また、森光子の舞台の方で有名な「放浪記」の作家である林芙美子さんは、下関生まれだが北九州門司で育った。 林がよく使う言葉に次のようなものがある。
「宿命的放浪者  人生いたるところ木賃宿ばかり 一切合切、いつも風呂敷包みひとつ」。
林芙美子作「放浪記」が長く人々にに、放浪する身に沁みる哀感が物語の伴奏音となり、それが不思議と読むものを元気にしたり癒してくれる。というより人は本来だれもが「エグザイル的」存在であることに気がつかされるからか。
そもそも林が下関で誕生された経緯そのものが彼女の宿命を暗示している。
彼女は、下関市田中町のブリキ屋の二階で生まれた。父は四国伊予の行商人で、母は九州桜島古里温泉の自炊旅館の娘・林キクである。父が行商の途中、古里温泉で母と恋仲になった。
この時、父21歳、母は36歳ですでに3人の夫をもったことのある女性であった。
キクは他国者と一緒になったというので鹿児島を追放され、二人は放浪の旅にでた。そうして下関にやてきて芙美子が生まれたのである。
しかしまもなく若い父は芸者と馴染みとなりこれを家に囲ったために、キクは怒って芙美子を連れて家を出て、北九州の炭鉱町を転々とし、行商していた沢井という男と一緒になった。
新しく芙美子の養父となった沢井は実直な性格で芙美子を実子のように可愛がった。
芙美子は8歳で長崎の小学校に入学以来、養父の行商の旅に伴なわれて、木賃宿を泊まり歩く生活を続け、卒業までに十数回転校している。成績はほとんど最下位であったという。

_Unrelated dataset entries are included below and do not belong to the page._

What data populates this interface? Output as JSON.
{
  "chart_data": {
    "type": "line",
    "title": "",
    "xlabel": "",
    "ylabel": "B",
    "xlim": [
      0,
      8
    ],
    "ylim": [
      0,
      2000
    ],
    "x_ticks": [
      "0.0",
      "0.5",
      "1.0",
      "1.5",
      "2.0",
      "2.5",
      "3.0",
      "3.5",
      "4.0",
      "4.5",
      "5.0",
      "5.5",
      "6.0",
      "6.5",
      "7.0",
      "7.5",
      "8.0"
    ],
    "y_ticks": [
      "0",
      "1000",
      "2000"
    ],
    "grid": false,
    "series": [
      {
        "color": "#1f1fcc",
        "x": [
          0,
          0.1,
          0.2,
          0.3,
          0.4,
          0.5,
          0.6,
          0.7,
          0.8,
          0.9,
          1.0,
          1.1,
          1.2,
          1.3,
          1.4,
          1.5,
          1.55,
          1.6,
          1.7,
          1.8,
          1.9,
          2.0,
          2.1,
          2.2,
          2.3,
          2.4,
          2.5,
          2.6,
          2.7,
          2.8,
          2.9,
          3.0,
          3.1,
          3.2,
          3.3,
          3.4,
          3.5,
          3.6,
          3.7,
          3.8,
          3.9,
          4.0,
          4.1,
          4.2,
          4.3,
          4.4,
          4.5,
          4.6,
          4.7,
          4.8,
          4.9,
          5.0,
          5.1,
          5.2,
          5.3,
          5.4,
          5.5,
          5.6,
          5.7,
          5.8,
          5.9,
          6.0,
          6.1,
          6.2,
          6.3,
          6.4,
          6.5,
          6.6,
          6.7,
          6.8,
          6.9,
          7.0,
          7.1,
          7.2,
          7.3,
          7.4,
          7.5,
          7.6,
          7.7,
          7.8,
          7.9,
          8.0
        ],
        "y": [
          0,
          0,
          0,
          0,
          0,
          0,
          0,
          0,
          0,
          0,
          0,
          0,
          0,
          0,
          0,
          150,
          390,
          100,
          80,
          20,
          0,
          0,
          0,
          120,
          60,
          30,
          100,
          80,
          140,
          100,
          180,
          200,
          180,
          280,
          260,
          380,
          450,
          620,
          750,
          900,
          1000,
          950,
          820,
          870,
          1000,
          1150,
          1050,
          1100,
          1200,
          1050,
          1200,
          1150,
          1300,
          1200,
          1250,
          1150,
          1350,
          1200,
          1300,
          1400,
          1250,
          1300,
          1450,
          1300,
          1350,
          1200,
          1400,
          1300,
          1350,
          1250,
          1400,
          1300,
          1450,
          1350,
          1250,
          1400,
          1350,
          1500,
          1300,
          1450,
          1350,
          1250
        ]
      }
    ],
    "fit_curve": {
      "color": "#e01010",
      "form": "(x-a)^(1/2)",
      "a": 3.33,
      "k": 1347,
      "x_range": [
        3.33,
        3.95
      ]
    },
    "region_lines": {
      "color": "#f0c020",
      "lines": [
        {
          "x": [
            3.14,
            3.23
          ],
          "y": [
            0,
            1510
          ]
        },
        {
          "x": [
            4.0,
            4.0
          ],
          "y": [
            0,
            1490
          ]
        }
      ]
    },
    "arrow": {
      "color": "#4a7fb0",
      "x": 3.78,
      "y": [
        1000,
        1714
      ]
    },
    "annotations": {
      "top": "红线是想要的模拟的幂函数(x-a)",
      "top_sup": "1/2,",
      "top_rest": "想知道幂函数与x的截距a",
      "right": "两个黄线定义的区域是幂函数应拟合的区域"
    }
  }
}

少女時代に広島・尾道の小学校で資産家の息子の岡野という少年と淡い恋に陥り、岡野が大学に入ると、芙美子は岡野との結婚を夢見て上京しする。
カフェの女給などしたが、結局は家族の反対もあり捨てられ、逆境の割には純情だった芙美子の性格を「虚無的」に変貌させたようだ。
その後、複数の男性と出会いと別れを繰り返すが、手塚縁敏という信州出身の画家との出会い終生のよき伴侶となった。
実は、自身の体験談を綴った「放浪記」が1930年に刊行され大ベストセラーとなり莫大な印税がはいった。この頃から彼女はもはや「放浪記」の主人公ではなくなり、27歳にしてようやく生活も安定し豊かな気持ちでいることができた。
満州や台湾に旅に出ることぐらいだったが、そうした安定を得た生活の中でも、林芙美子の視線は、なおも深く内面の「エグザイル性」を見極めようとしていたようだ。
それは単なる行商における放浪ではなく、社会の底辺を流れていく庶民の女性達の心の内面にむかっていった。
この間、 夫の手塚が気まぐれな芙美子を温かく包み込み、いわば女房役に徹したことが、芙美子の文学の大きな支えになっていたようだ。
しかし、書くことを急いだ感さえある林芙美子の死はあまりにも突然に訪れた。
1951年、心臓麻痺で急死した。享年47。その3年後、母キクが87才で死去。さらにその後、愛児も15歳の時、事故で亡くなっている。
下関市田中町五穀神社近くに林芙美子生誕地碑がある。